Ремесленники. Дорога в длинный день. Не говори, что любишь (сборник)
Шрифт:
Сейчас, уплетая конфеты и печенье, они весело, с шутками отвечали на вопросы, которыми их засыпали комсомольские работники. Сами девушки никакого значения своему поступку не придавали, но к ним проявили интерес, и это им нравилось.
— Сможешь ли о них написать? Но так, чтобы было хорошо, по-человечески? — спросил Дерябин после, как отпустил девчат.
— Попробую. — Шарову было лестно, и в то же время он не был уверен, что у него получится что-то толковое.
Он побывал на швейной фабрике и написал о девушках.
— Это то, что нужно, — одобрил тот. — Я передам в газету.
Шаров даже обрадовался посредничеству, это избавляло его от посещения редакции, идти в которую он робел.
Спустя несколько дней в утреннюю смену его вызвал начальник цеха. В конторке было людно: собрались мастера и бригадиры, работники технического отдела. Все они рассматривали Шарова с веселым любопытством. Сухощавый, с бескровным лицом начальник цеха приподнял газету, лежавшую перед ним на столе, спросил:
— Откуда у тебя, Шаров, такая свирепость? За что ты их под корень? Мы, дураки, бьемся, как бы поднять роль мастера на производстве, а ты их под корень…
Шаров взял газету — и строчки запрыгали перед глазами. Крупным шрифтом рассказывалось о новом почине на швейной фабрике, где стали работать без мастеров. Его очерк служил иллюстрацией того, как комсомольско-молодежная смена управляется без мастера.
— Что ж, — продолжал между тем начальник цеха, — решили мы: завтра примешь смену, а потом передашь… кому бы там… — Он оглядел собравшихся, словно спрашивал их совета. — Да вот хоть Петьке Коробову.
Хохот прошел по конторке: Петька Коробов считался в цехе самым никчемным работником.
С пылающим лицом Шаров выскочил из конторки.
С Дерябиным у них состоялся такой разговор:
— Твое начинание наперекор всему! — кричал взбешенный Шаров.
— Именно наперекор, — с удовлетворением, что его понимают, отвечал Дерябин. — Наперекор устаревшему понятию о рабочем человеке. Нынешний рабочий настолько грамотен, что в любом случае может подменить мастера. Как солдат на фронте: когда требовалось, он заменял командира.

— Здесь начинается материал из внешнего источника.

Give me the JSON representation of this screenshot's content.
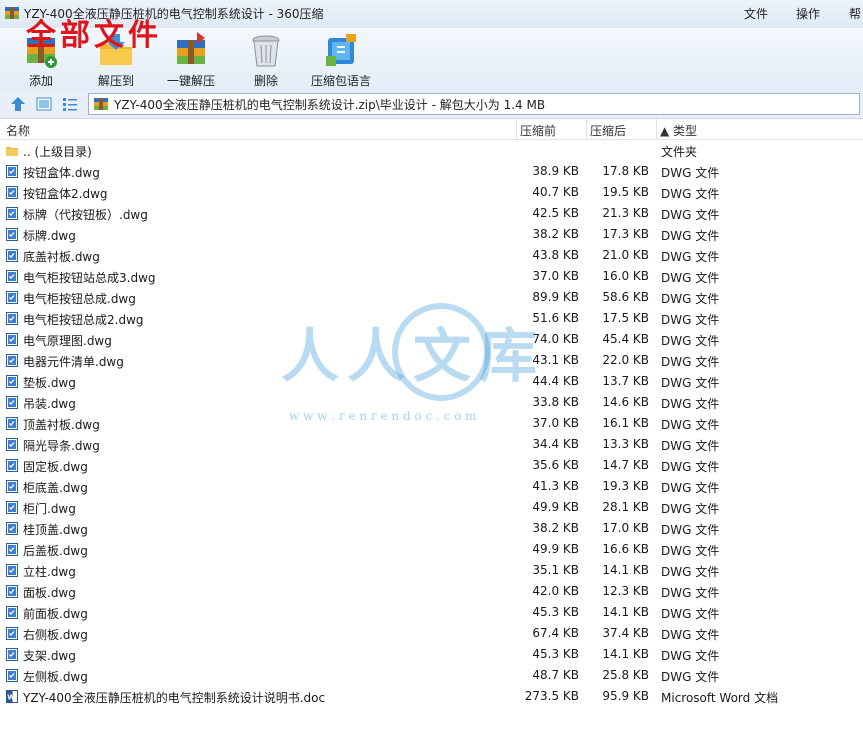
{
  "window": {
    "title": "YZY-400全液压静压桩机的电气控制系统设计 - 360压缩",
    "menu": [
      "文件",
      "操作",
      "帮"
    ]
  },
  "overlay_text": "全部文件",
  "toolbar": {
    "buttons": [
      {
        "label": "添加",
        "icon": "add-archive-icon"
      },
      {
        "label": "解压到",
        "icon": "extract-folder-icon"
      },
      {
        "label": "一键解压",
        "icon": "one-click-extract-icon"
      },
      {
        "label": "删除",
        "icon": "trash-icon"
      },
      {
        "label": "压缩包语言",
        "icon": "archive-language-icon"
      }
    ]
  },
  "address": {
    "path": "YZY-400全液压静压桩机的电气控制系统设计.zip\\毕业设计 - 解包大小为 1.4 MB"
  },
  "columns": {
    "name": "名称",
    "packed": "压缩前",
    "unpacked": "压缩后",
    "type": "▲ 类型"
  },
  "watermark": {
    "brand": "人人文库",
    "url": "w w w . r e n r e n d o c . c o m"
  },
  "files": [
    {
      "name": ".. (上级目录)",
      "packed": "",
      "unpacked": "",
      "type": "文件夹",
      "kind": "folder"
    },
    {
      "name": "按钮盒体.dwg",
      "packed": "38.9 KB",
      "unpacked": "17.8 KB",
      "type": "DWG 文件",
      "kind": "dwg"
    },
    {
      "name": "按钮盒体2.dwg",
      "packed": "40.7 KB",
      "unpacked": "19.5 KB",
      "type": "DWG 文件",
      "kind": "dwg"
    },
    {
      "name": "标牌（代按钮板）.dwg",
      "packed": "42.5 KB",
      "unpacked": "21.3 KB",
      "type": "DWG 文件",
      "kind": "dwg"
    },
    {
      "name": "标牌.dwg",
      "packed": "38.2 KB",
      "unpacked": "17.3 KB",
      "type": "DWG 文件",
      "kind": "dwg"
    },
    {
      "name": "底盖衬板.dwg",
      "packed": "43.8 KB",
      "unpacked": "21.0 KB",
      "type": "DWG 文件",
      "kind": "dwg"
    },
    {
      "name": "电气柜按钮站总成3.dwg",
      "packed": "37.0 KB",
      "unpacked": "16.0 KB",
      "type": "DWG 文件",
      "kind": "dwg"
    },
    {
      "name": "电气柜按钮总成.dwg",
      "packed": "89.9 KB",
      "unpacked": "58.6 KB",
      "type": "DWG 文件",
      "kind": "dwg"
    },
    {
      "name": "电气柜按钮总成2.dwg",
      "packed": "51.6 KB",
      "unpacked": "17.5 KB",
      "type": "DWG 文件",
      "kind": "dwg"
    },
    {
      "name": "电气原理图.dwg",
      "packed": "74.0 KB",
      "unpacked": "45.4 KB",
      "type": "DWG 文件",
      "kind": "dwg"
    },
    {
      "name": "电器元件清单.dwg",
      "packed": "43.1 KB",
      "unpacked": "22.0 KB",
      "type": "DWG 文件",
      "kind": "dwg"
    },
    {
      "name": "垫板.dwg",
      "packed": "44.4 KB",
      "unpacked": "13.7 KB",
      "type": "DWG 文件",
      "kind": "dwg"
    },
    {
      "name": "吊装.dwg",
      "packed": "33.8 KB",
      "unpacked": "14.6 KB",
      "type": "DWG 文件",
      "kind": "dwg"
    },
    {
      "name": "顶盖衬板.dwg",
      "packed": "37.0 KB",
      "unpacked": "16.1 KB",
      "type": "DWG 文件",
      "kind": "dwg"
    },
    {
      "name": "隔光导条.dwg",
      "packed": "34.4 KB",
      "unpacked": "13.3 KB",
      "type": "DWG 文件",
      "kind": "dwg"
    },
    {
      "name": "固定板.dwg",
      "packed": "35.6 KB",
      "unpacked": "14.7 KB",
      "type": "DWG 文件",
      "kind": "dwg"
    },
    {
      "name": "柜底盖.dwg",
      "packed": "41.3 KB",
      "unpacked": "19.3 KB",
      "type": "DWG 文件",
      "kind": "dwg"
    },
    {
      "name": "柜门.dwg",
      "packed": "49.9 KB",
      "unpacked": "28.1 KB",
      "type": "DWG 文件",
      "kind": "dwg"
    },
    {
      "name": "桂顶盖.dwg",
      "packed": "38.2 KB",
      "unpacked": "17.0 KB",
      "type": "DWG 文件",
      "kind": "dwg"
    },
    {
      "name": "后盖板.dwg",
      "packed": "49.9 KB",
      "unpacked": "16.6 KB",
      "type": "DWG 文件",
      "kind": "dwg"
    },
    {
      "name": "立柱.dwg",
      "packed": "35.1 KB",
      "unpacked": "14.1 KB",
      "type": "DWG 文件",
      "kind": "dwg"
    },
    {
      "name": "面板.dwg",
      "packed": "42.0 KB",
      "unpacked": "12.3 KB",
      "type": "DWG 文件",
      "kind": "dwg"
    },
    {
      "name": "前面板.dwg",
      "packed": "45.3 KB",
      "unpacked": "14.1 KB",
      "type": "DWG 文件",
      "kind": "dwg"
    },
    {
      "name": "右侧板.dwg",
      "packed": "67.4 KB",
      "unpacked": "37.4 KB",
      "type": "DWG 文件",
      "kind": "dwg"
    },
    {
      "name": "支架.dwg",
      "packed": "45.3 KB",
      "unpacked": "14.1 KB",
      "type": "DWG 文件",
      "kind": "dwg"
    },
    {
      "name": "左侧板.dwg",
      "packed": "48.7 KB",
      "unpacked": "25.8 KB",
      "type": "DWG 文件",
      "kind": "dwg"
    },
    {
      "name": "YZY-400全液压静压桩机的电气控制系统设计说明书.doc",
      "packed": "273.5 KB",
      "unpacked": "95.9 KB",
      "type": "Microsoft Word 文档",
      "kind": "doc"
    }
  ]
}
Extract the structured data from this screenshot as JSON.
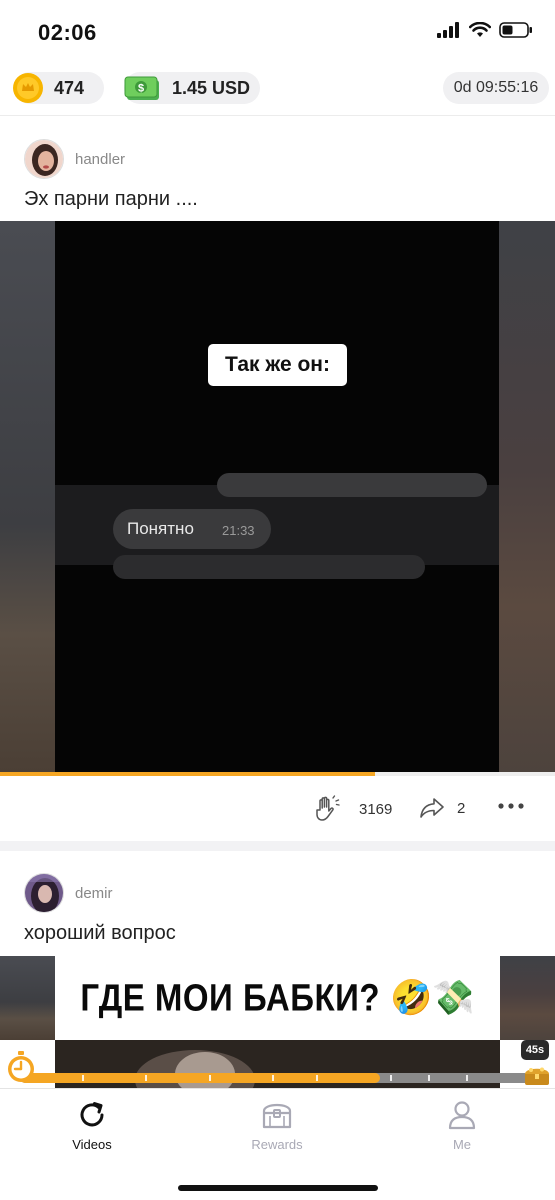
{
  "status_bar": {
    "time": "02:06"
  },
  "balance": {
    "coins": "474",
    "cash": "1.45 USD",
    "countdown": "0d 09:55:16"
  },
  "posts": [
    {
      "username": "handler",
      "caption": "Эх парни парни ....",
      "video_overlay": "Так же он:",
      "chat_message": "Понятно",
      "chat_time": "21:33",
      "progress_fraction": 0.675,
      "likes": "3169",
      "shares": "2"
    },
    {
      "username": "demir",
      "caption": "хороший вопрос",
      "banner_text": "ГДЕ МОИ БАБКИ?",
      "banner_emoji": "🤣💸"
    }
  ],
  "reward": {
    "progress_fraction": 0.705,
    "seconds_badge": "45s"
  },
  "nav": {
    "items": [
      {
        "label": "Videos",
        "icon": "refresh-icon",
        "active": true
      },
      {
        "label": "Rewards",
        "icon": "treasure-chest-icon",
        "active": false
      },
      {
        "label": "Me",
        "icon": "person-icon",
        "active": false
      }
    ]
  },
  "colors": {
    "accent": "#f5a623",
    "inactive_nav": "#a9a9b5",
    "active_nav": "#111111"
  }
}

— Это когда требовалось. Тут-то зачем? Не о деле ты пекся, когда придумывал его, тебе важно выскочить, быть на виду.
— Если ты так думаешь — на здоровье, — сухо сказал Дерябин. — Оспаривать тебя не буду.
— Почему ты обманул меня? Мне и в голову не приходило, что присутствую при зарождении нового почина.
— Зря не приходило. Для чего мы и девчат собирали. Так что какой обман?
— По твоей милости я завтра принимаю смену, а потом передаю ее Петьке Коробову.
— Почему именно Петьке? — удивился Дерябин, знавший этого парня еще по прежней работе на заводе.
— Да потому, что он настолько грамотен, что в любом случае может заменить мастера.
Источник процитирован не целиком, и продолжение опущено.